Founded in 2010 by Andrew Fried, Boardwalk’s “authentic storytelling” was hailed by Mike LaSalle, a partner at Shamrock Capital, known for investing in the media, entertainment and communication sectors. No doubt, Boardwalk’s track record, which includes 20 Emmy nominations and 4 wins, factored into the equation as well.

“[Boardwalk Pictures] have raised the standard for high-quality nonfiction content, delving into a wide range of subject matters that resonate with audiences around the world,” continued LaSalle. “We are excited to partner with this talented team as they continue to bring their skills and sensibilities to new genres, formats, and mediums.”

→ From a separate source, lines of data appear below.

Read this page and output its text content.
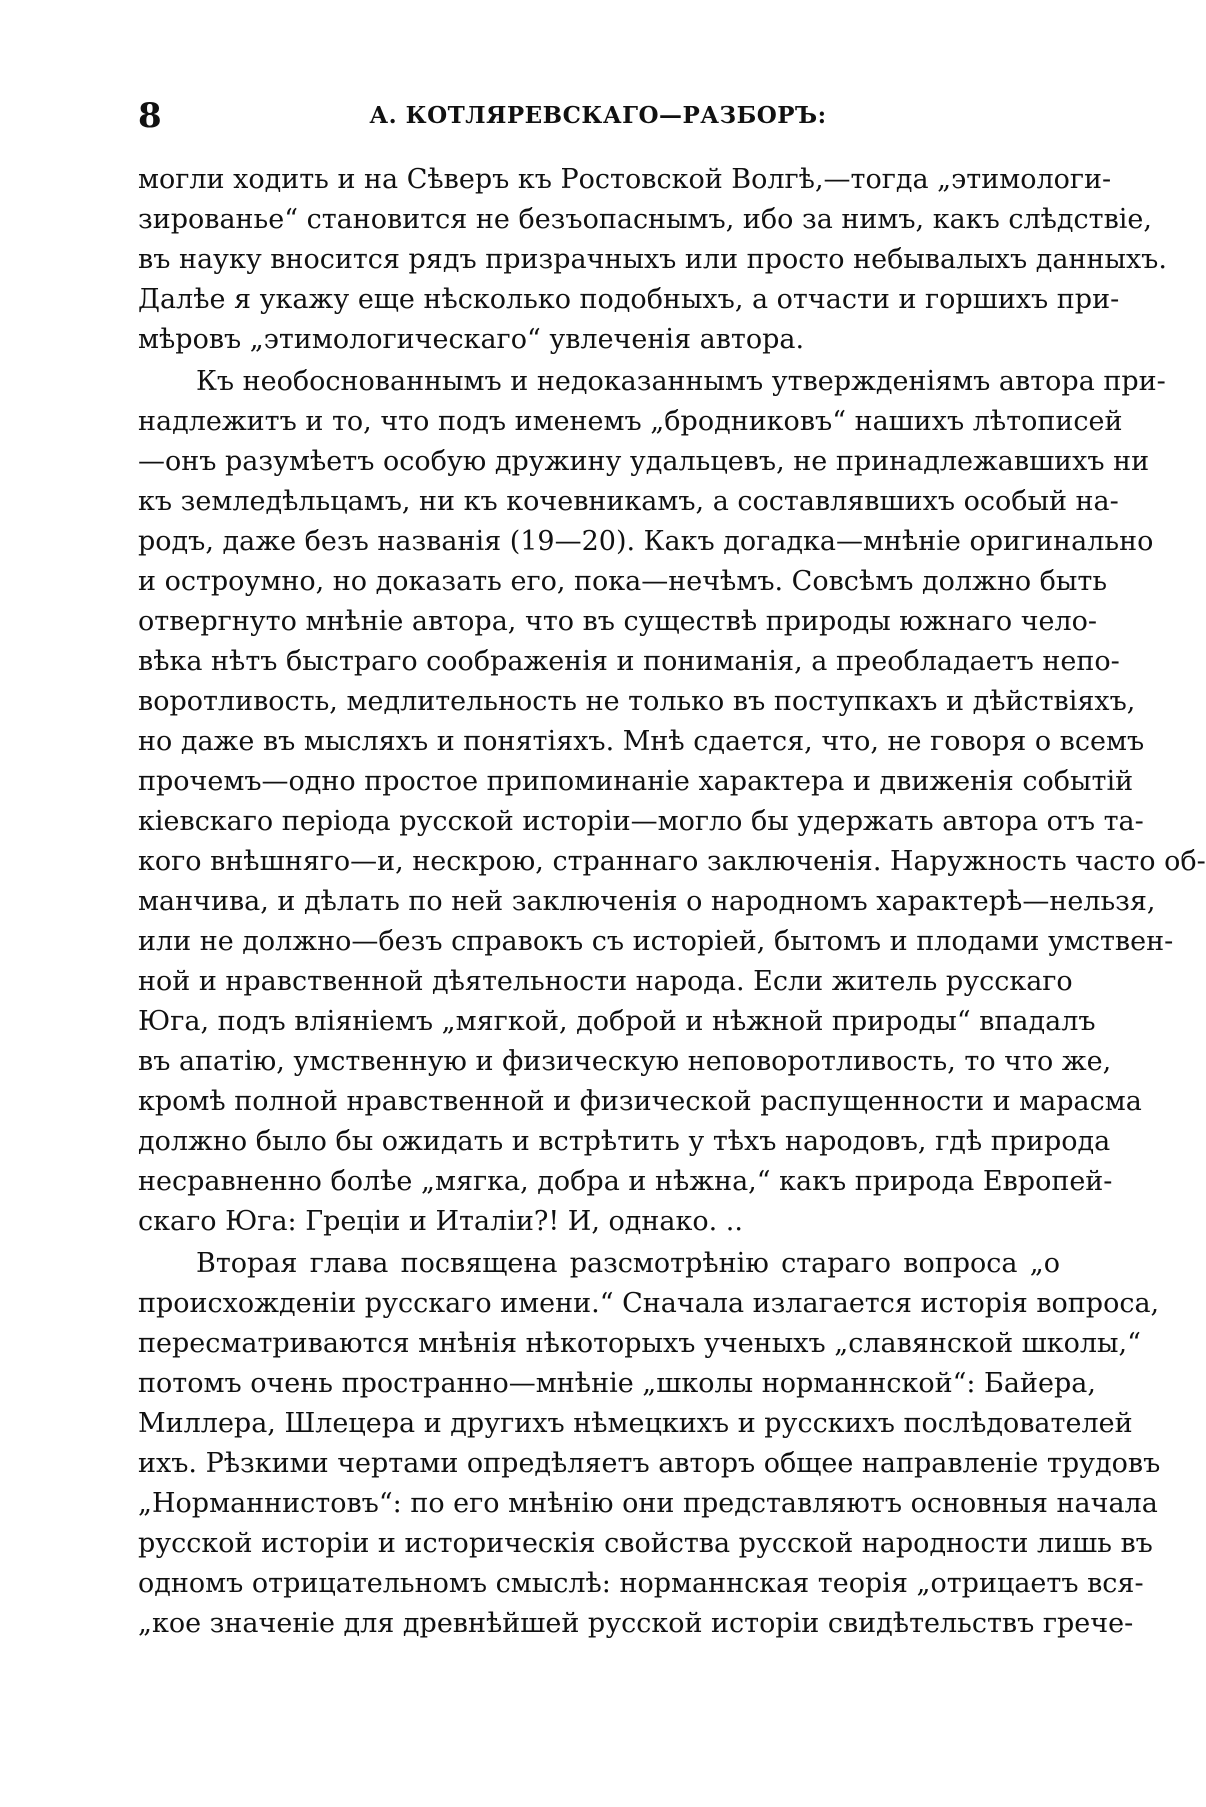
8	А. КОТЛЯРЕВСКАГО—РАЗБОРЪ:
могли ходить и на Сѣверъ къ Ростовской Волгѣ,—тогда „этимологи-
зированье“ становится не безъопаснымъ, ибо за нимъ, какъ слѣдствіе,
въ науку вносится рядъ призрачныхъ или просто небывалыхъ данныхъ.
Далѣе я укажу еще нѣсколько подобныхъ, а отчасти и горшихъ при-
мѣровъ „этимологическаго“ увлеченія автора.
Къ необоснованнымъ и недоказаннымъ утвержденіямъ автора при-
надлежитъ и то, что подъ именемъ „бродниковъ“ нашихъ лѣтописей
—онъ разумѣетъ особую дружину удальцевъ, не принадлежавшихъ ни
къ земледѣльцамъ, ни къ кочевникамъ, а составлявшихъ особый на-
родъ, даже безъ названія (19—20). Какъ догадка—мнѣніе оригинально
и остроумно, но доказать его, пока—нечѣмъ. Совсѣмъ должно быть
отвергнуто мнѣніе автора, что въ существѣ природы южнаго чело-
вѣка нѣтъ быстраго соображенія и пониманія, а преобладаетъ непо-
воротливость, медлительность не только въ поступкахъ и дѣйствіяхъ,
но даже въ мысляхъ и понятіяхъ. Мнѣ сдается, что, не говоря о всемъ
прочемъ—одно простое припоминаніе характера и движенія событій
кіевскаго періода русской исторіи—могло бы удержать автора отъ та-
кого внѣшняго—и, нескрою, страннаго заключенія. Наружность часто об-
манчива, и дѣлать по ней заключенія о народномъ характерѣ—нельзя,
или не должно—безъ справокъ съ исторіей, бытомъ и плодами умствен-
ной и нравственной дѣятельности народа. Если житель русскаго
Юга, подъ вліяніемъ „мягкой, доброй и нѣжной природы“ впадалъ
въ апатію, умственную и физическую неповоротливость, то что же,
кромѣ полной нравственной и физической распущенности и марасма
должно было бы ожидать и встрѣтить у тѣхъ народовъ, гдѣ природа
несравненно болѣе „мягка, добра и нѣжна,“ какъ природа Европей-
скаго Юга: Греціи и Италіи?! И, однако. ..
Вторая глава посвящена разсмотрѣнію стараго вопроса „о
происхожденіи русскаго имени.“ Сначала излагается исторія вопроса,
пересматриваются мнѣнія нѣкоторыхъ ученыхъ „славянской школы,“
потомъ очень пространно—мнѣніе „школы норманнской“: Байера,
Миллера, Шлецера и другихъ нѣмецкихъ и русскихъ послѣдователей
ихъ. Рѣзкими чертами опредѣляетъ авторъ общее направленіе трудовъ
„Норманнистовъ“: по его мнѣнію они представляютъ основныя начала
русской исторіи и историческія свойства русской народности лишь въ
одномъ отрицательномъ смыслѣ: норманнская теорія „отрицаетъ вся-
„кое значеніе для древнѣйшей русской исторіи свидѣтельствъ грече-
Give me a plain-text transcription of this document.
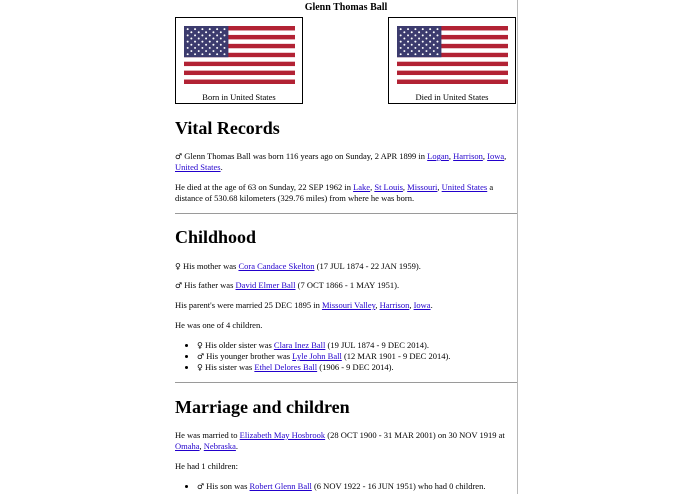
Glenn Thomas Ball
Born in United States	Died in United States
Vital Records

♂ Glenn Thomas Ball was born 116 years ago on Sunday, 2 APR 1899 in Logan, Harrison, Iowa, United States.

He died at the age of 63 on Sunday, 22 SEP 1962 in Lake, St Louis, Missouri, United States a distance of 530.68 kilometers (329.76 miles) from where he was born.

Childhood

♀ His mother was Cora Candace Skelton (17 JUL 1874 - 22 JAN 1959).

♂ His father was David Elmer Ball (7 OCT 1866 - 1 MAY 1951).

His parent's were married 25 DEC 1895 in Missouri Valley, Harrison, Iowa.

He was one of 4 children.

• ♀ His older sister was Clara Inez Ball (19 JUL 1874 - 9 DEC 2014).
• ♂ His younger brother was Lyle John Ball (12 MAR 1901 - 9 DEC 2014).
• ♀ His sister was Ethel Delores Ball (1906 - 9 DEC 2014).
Marriage and children

He was married to Elizabeth May Hosbrook (28 OCT 1900 - 31 MAR 2001) on 30 NOV 1919 at Omaha, Nebraska.

He had 1 children:

• ♂ His son was Robert Glenn Ball (6 NOV 1922 - 16 JUN 1951) who had 0 children.
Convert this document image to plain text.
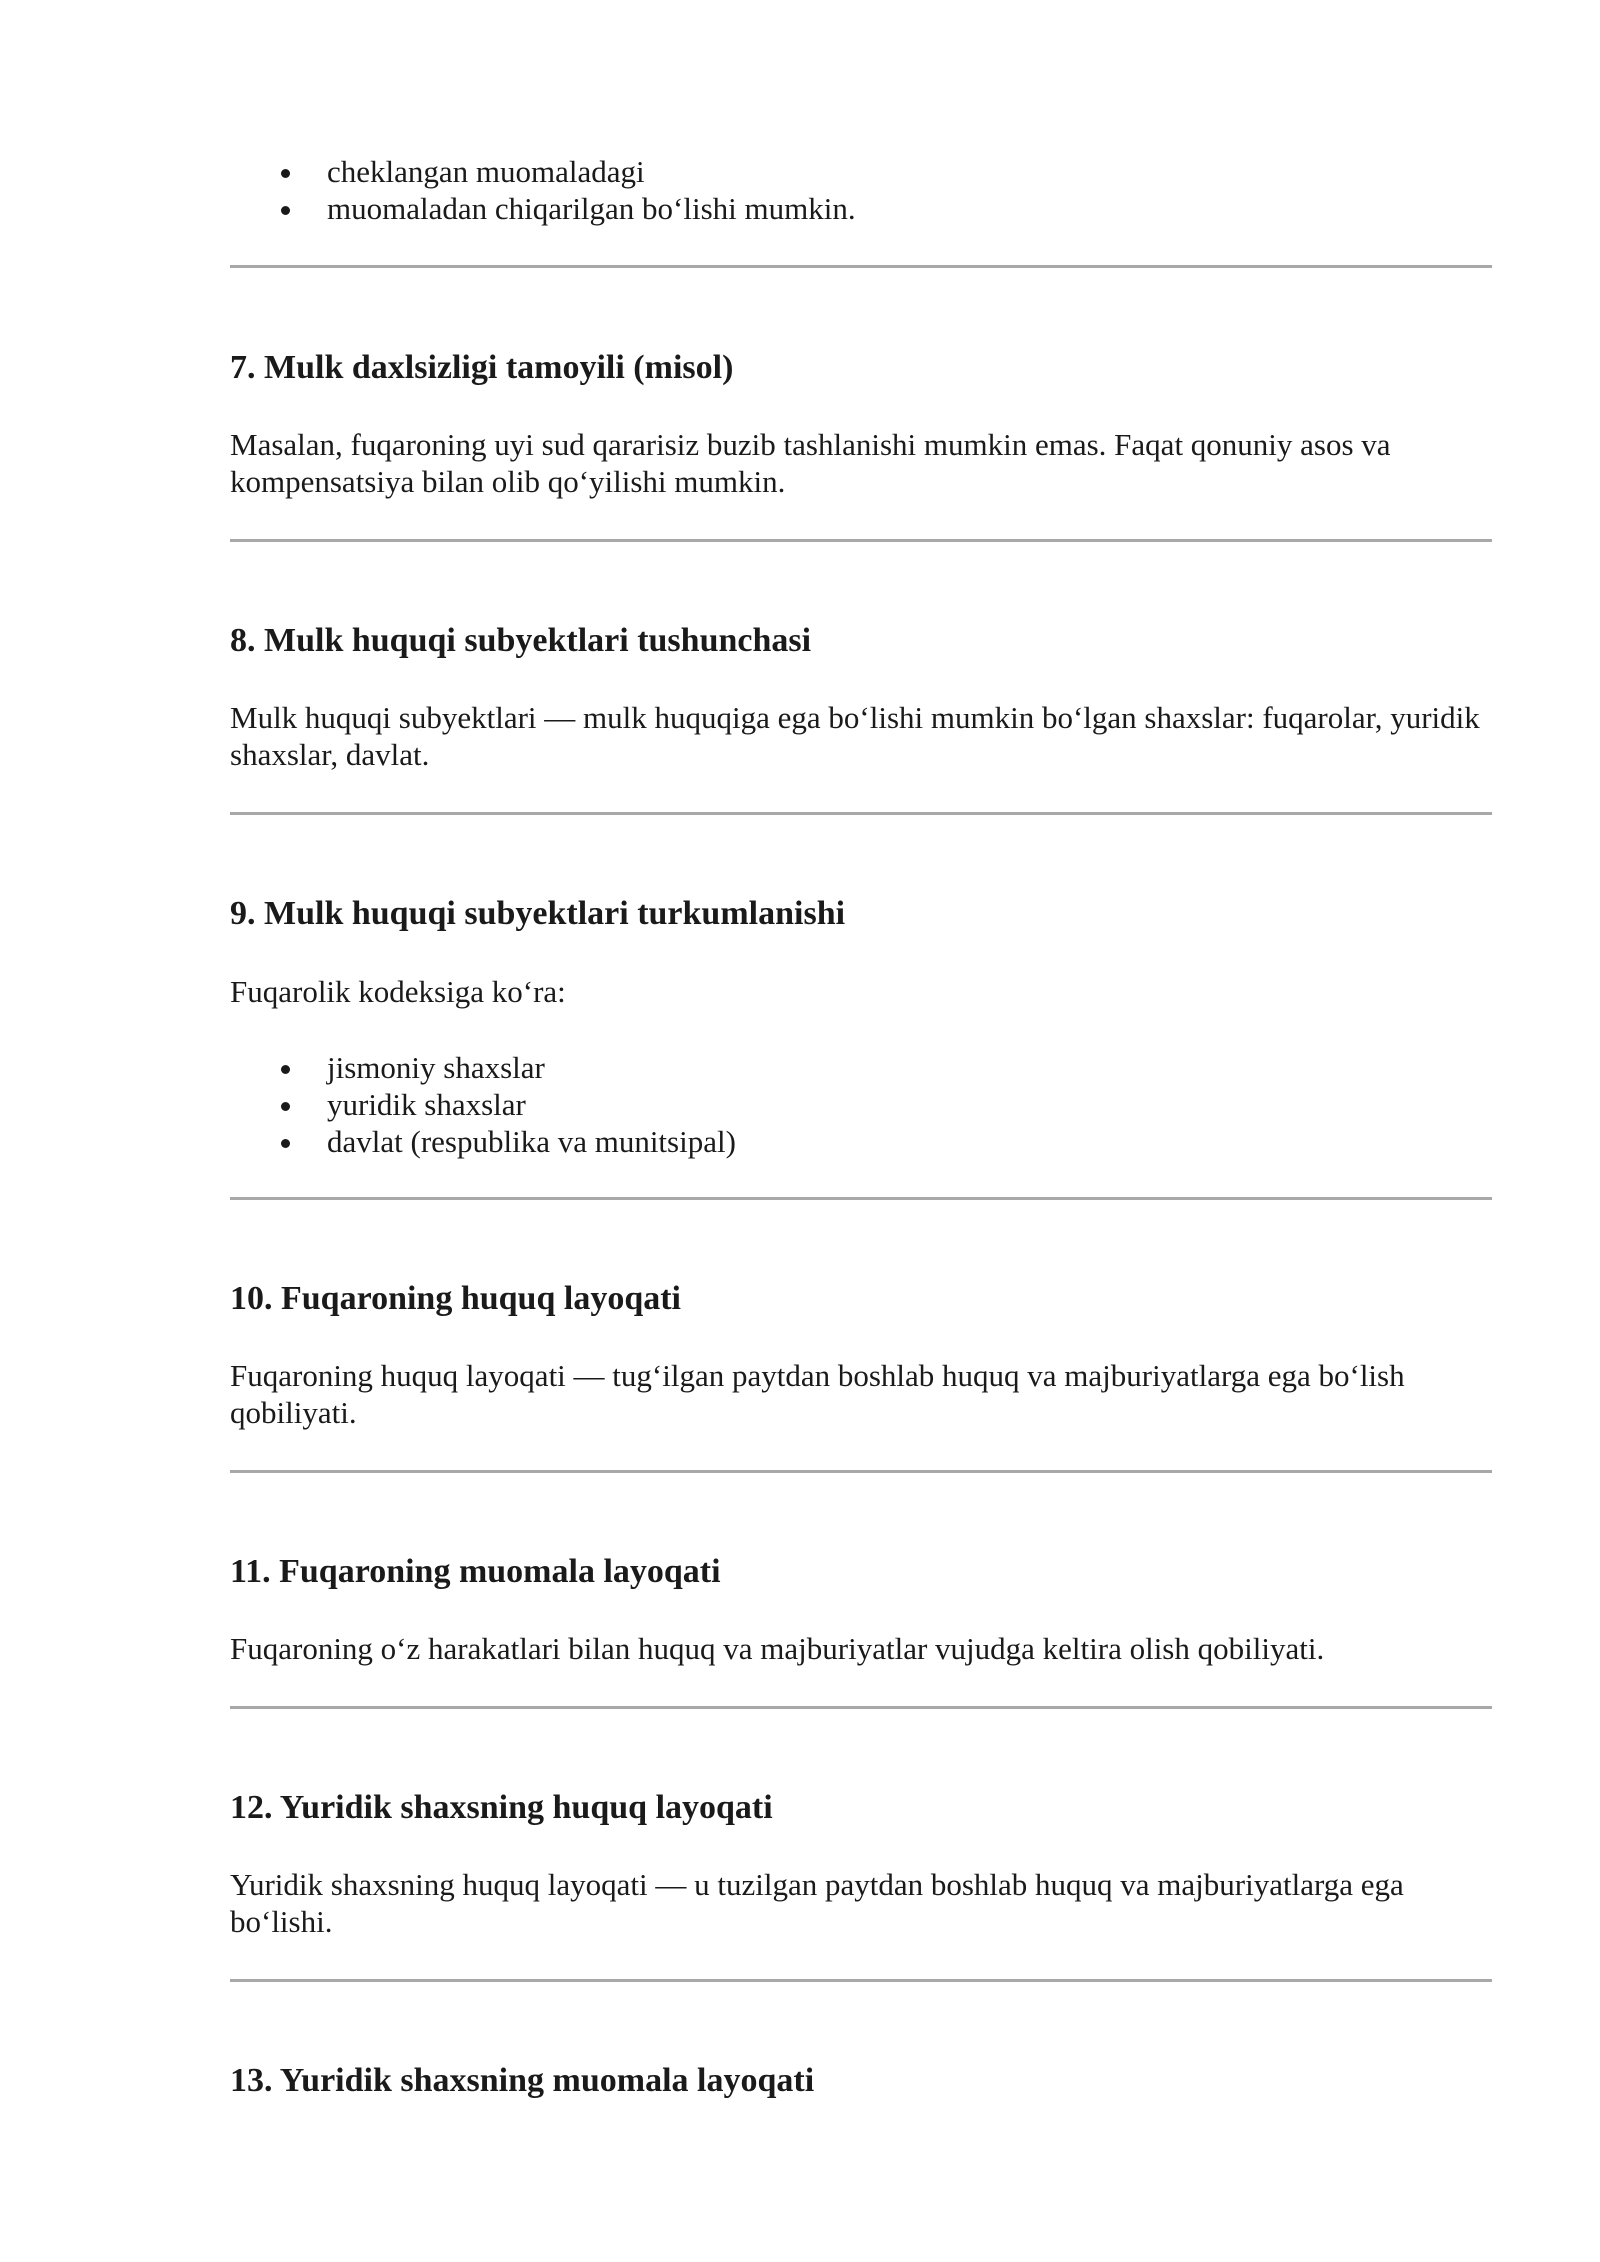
cheklangan muomaladagi
muomaladan chiqarilgan bo‘lishi mumkin.
7. Mulk daxlsizligi tamoyili (misol)

Masalan, fuqaroning uyi sud qararisiz buzib tashlanishi mumkin emas. Faqat qonuniy asos va kompensatsiya bilan olib qo‘yilishi mumkin.

8. Mulk huquqi subyektlari tushunchasi

Mulk huquqi subyektlari — mulk huquqiga ega bo‘lishi mumkin bo‘lgan shaxslar: fuqarolar, yuridik shaxslar, davlat.

9. Mulk huquqi subyektlari turkumlanishi

Fuqarolik kodeksiga ko‘ra:

jismoniy shaxslar
yuridik shaxslar
davlat (respublika va munitsipal)
10. Fuqaroning huquq layoqati

Fuqaroning huquq layoqati — tug‘ilgan paytdan boshlab huquq va majburiyatlarga ega bo‘lish qobiliyati.

11. Fuqaroning muomala layoqati

Fuqaroning o‘z harakatlari bilan huquq va majburiyatlar vujudga keltira olish qobiliyati.

12. Yuridik shaxsning huquq layoqati

Yuridik shaxsning huquq layoqati — u tuzilgan paytdan boshlab huquq va majburiyatlarga ega bo‘lishi.

13. Yuridik shaxsning muomala layoqati
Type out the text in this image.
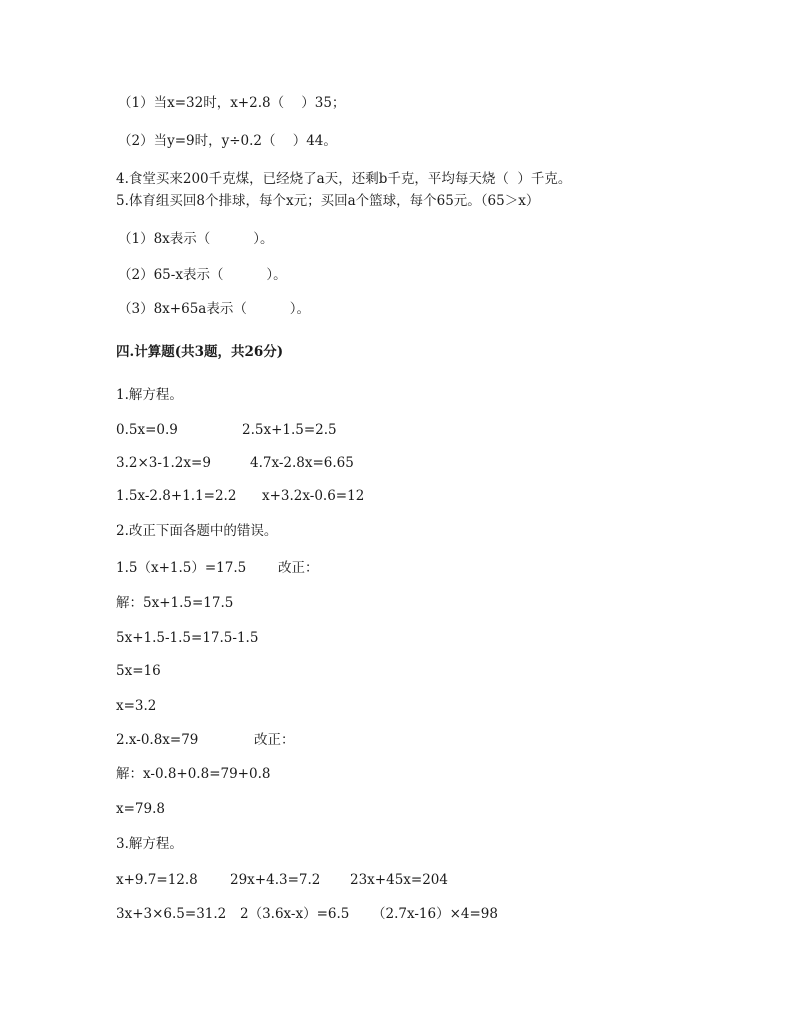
（1）当x=32时，x+2.8（    ）35；
（2）当y=9时，y÷0.2（    ）44。
4.食堂买来200千克煤，已经烧了a天，还剩b千克，平均每天烧（  ）千克。
5.体育组买回8个排球，每个x元；买回a个篮球，每个65元。（65＞x）
（1）8x表示（          ）。
（2）65-x表示（          ）。
（3）8x+65a表示（          ）。
四.计算题(共3题，共26分)
1.解方程。
0.5x=0.9	2.5x+1.5=2.5
3.2×3-1.2x=9	4.7x-2.8x=6.65
1.5x-2.8+1.1=2.2 x+3.2x-0.6=12
2.改正下面各题中的错误。
1.5（x+1.5）=17.5 改正：
解：5x+1.5=17.5
5x+1.5-1.5=17.5-1.5
5x=16
x=3.2
2.x-0.8x=79	改正：
解：x-0.8+0.8=79+0.8
x=79.8
3.解方程。
x+9.7=12.8 29x+4.3=7.2 23x+45x=204
3x+3×6.5=31.2 2（3.6x-x）=6.5 （2.7x-16）×4=98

6. BlackRock Alternatives leads an over-$90m investment in Macro

Finally, March may have come in like a lion but it certainly did not go out like a lamb when BlackRock Alternatives spearheaded an over $90 million investment in Macro, a TV and film company focused on telling stories about people of color. HarbourView Equity Partners and Goldman Sachs Asset Management also participated in the round.

Launched in 2015 and founded by CEO Charles D King, Macro has made 16 feature films and two TV shows, garnering fifteen Oscar nominations and three wins. Among its projects are the Oscar-nominated film Judas and the Black Messiah and the recently wrapped film Freaky Tales, directed by Capital Marvel helmers Ryan Fleck and Anna Boden and starring The Last of Us heartthrob Pedro Pascal.

Pam Chan, chief investment officer & global head of BlackRock’s alternative solutions group, cited Macro’s success, coupled with its storytelling focus, “which has historically been short in supply but in demand” as two key reasons for the investment. “We are pleased to make this investment on behalf of our clients, and look forward to partnering with Charles and Macro’s management team to further the company’s mission of increasing representation of persons of color across its media verticals.”

Hollywood production might have slowed a few years ago during the lockdowns, but based on the recent spate of activity in this space, PE Hub predicts a lot more deals to come.